Peux-tu nous décrire comment tu as vécu ce confinement?
« Face à cette crise, je me suis tout de suite conditionné à classer les données afin de la suivre avec des informations fiables pour ne pas tomber dans la morosité. Sélectionner les données cohérentes et pertinentes a été indispensable pour ne pas se laisser parasiter par un afflux de fausses informations et rester positif. La clé dans ce confinement a été de rester actif, j’ai dispensé différentes formations en leadership et management via des webinars. En quête permanente d’amélioration et afin de mieux comprendre les industries et entreprises, j’ai suivi une formation sur les normes, ce qui m’a permis de mieux appréhender et comprendre les mécanismes de hiérarchisation des risques pour les entreprises afin d’être encore plus précis et pertinent dans les formations ou conférences que je dispense. C’était très important étant donné que le monde de l’entreprise à un fonctionnement différent de celui du monde opérationnel dans lequel j’ai évolué. »
Tu as souvent été confronté à des situations de crise , laquelle peux-tu nous partager ?
« En 2010, j’ai eu la chance de pouvoir mettre à profit mes compétences et mes expériences au service du tremblement de terre en Haïti qui a couté la vie à 250 000 personnes. Cette catastrophe nous a amené à être confronté à une situation extrême car il y avait 5 000 morts par kilomètre carré. Lors de cette mission, j’ai dirigé une petite équipe très expérimentée et dédiée à la mission de recherche de survivants. »
Quels ont été tes objectifs et ceux de ton équipe sur ce tremblement de terre en Haïti?
« Le but était d’identifier et de retrouver le plus de personnes vivantes. Dans un premier temps, nos recherches se sont orientées vers des bâtiments où les concentrations de personnes étaient importantes (écoles, grands immeubles, centres commerciaux).
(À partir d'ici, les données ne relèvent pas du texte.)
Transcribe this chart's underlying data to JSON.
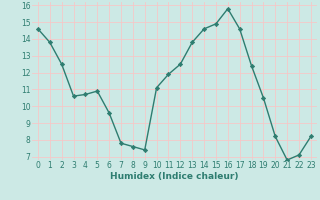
{
  "x": [
    0,
    1,
    2,
    3,
    4,
    5,
    6,
    7,
    8,
    9,
    10,
    11,
    12,
    13,
    14,
    15,
    16,
    17,
    18,
    19,
    20,
    21,
    22,
    23
  ],
  "y": [
    14.6,
    13.8,
    12.5,
    10.6,
    10.7,
    10.9,
    9.6,
    7.8,
    7.6,
    7.4,
    11.1,
    11.9,
    12.5,
    13.8,
    14.6,
    14.9,
    15.8,
    14.6,
    12.4,
    10.5,
    8.2,
    6.8,
    7.1,
    8.2
  ],
  "line_color": "#2e7d70",
  "marker": "D",
  "markersize": 2.2,
  "linewidth": 1.0,
  "bg_color": "#cce9e5",
  "grid_color": "#f5c8c8",
  "xlabel": "Humidex (Indice chaleur)",
  "xlabel_color": "#2e7d70",
  "xlabel_fontsize": 6.5,
  "tick_color": "#2e7d70",
  "tick_fontsize": 5.5,
  "ylim": [
    6.8,
    16.2
  ],
  "xlim": [
    -0.5,
    23.5
  ],
  "yticks": [
    7,
    8,
    9,
    10,
    11,
    12,
    13,
    14,
    15,
    16
  ],
  "xticks": [
    0,
    1,
    2,
    3,
    4,
    5,
    6,
    7,
    8,
    9,
    10,
    11,
    12,
    13,
    14,
    15,
    16,
    17,
    18,
    19,
    20,
    21,
    22,
    23
  ]
}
Cette stratégie s’est avérée non payante car nous n’avons retrouvé aucun survivant. Cependant, nous ne sommes pas restés sur cet échec et avons rapidement changé de stratégie en nous tournant vers des lieux où potentiellement la densité de personnes était plus faible. Cette stratégie s’est avérée payante car nous avons pu sauver au bout de 11 jours un homme bloqué dans un petit supermarché, et au bout de 15 jours une jeune fille de 16 ans bloquée entre deux blocs de béton, ce qui relève quasiment du miracle. »
Comment as-tu managé tes hommes dans cet environnement complexe ?
« Afin de pouvoir gérer au mieux la situation inédite rencontrée sur le terrain et d’avoir des équipes bien en place, il a été très important en amont de bien projeter les hommes et notamment leur permettre de mentaliser et de visualiser ce qu’ils allaient vivre. Une fois à Haïti, il a été important quotidiennement de préserver psychologiquement les équipes, mais aussi de leur permettre d’extérioriser de manière libre ce qu’ils ressentaient grâce à un moment de convivialité obligatoire. Même si ces moments tragiques font partie de notre métier, il est très important de libérer la parole tout de suite pour atténuer l’impact psychologique et préserver les hommes le jour suivant, ce qui permet de les affecter à des missions en cohérence avec leur état psychologique et émotionnel. Les moments de décompression ont également été très importants pour déconnecter. Par exemple, nous avons organisé des parties de football avec des enfants rescapés d’un orphelinat ».
Avec ton expérience, quels conseils peux-tu donner aux entreprises face à cette crise?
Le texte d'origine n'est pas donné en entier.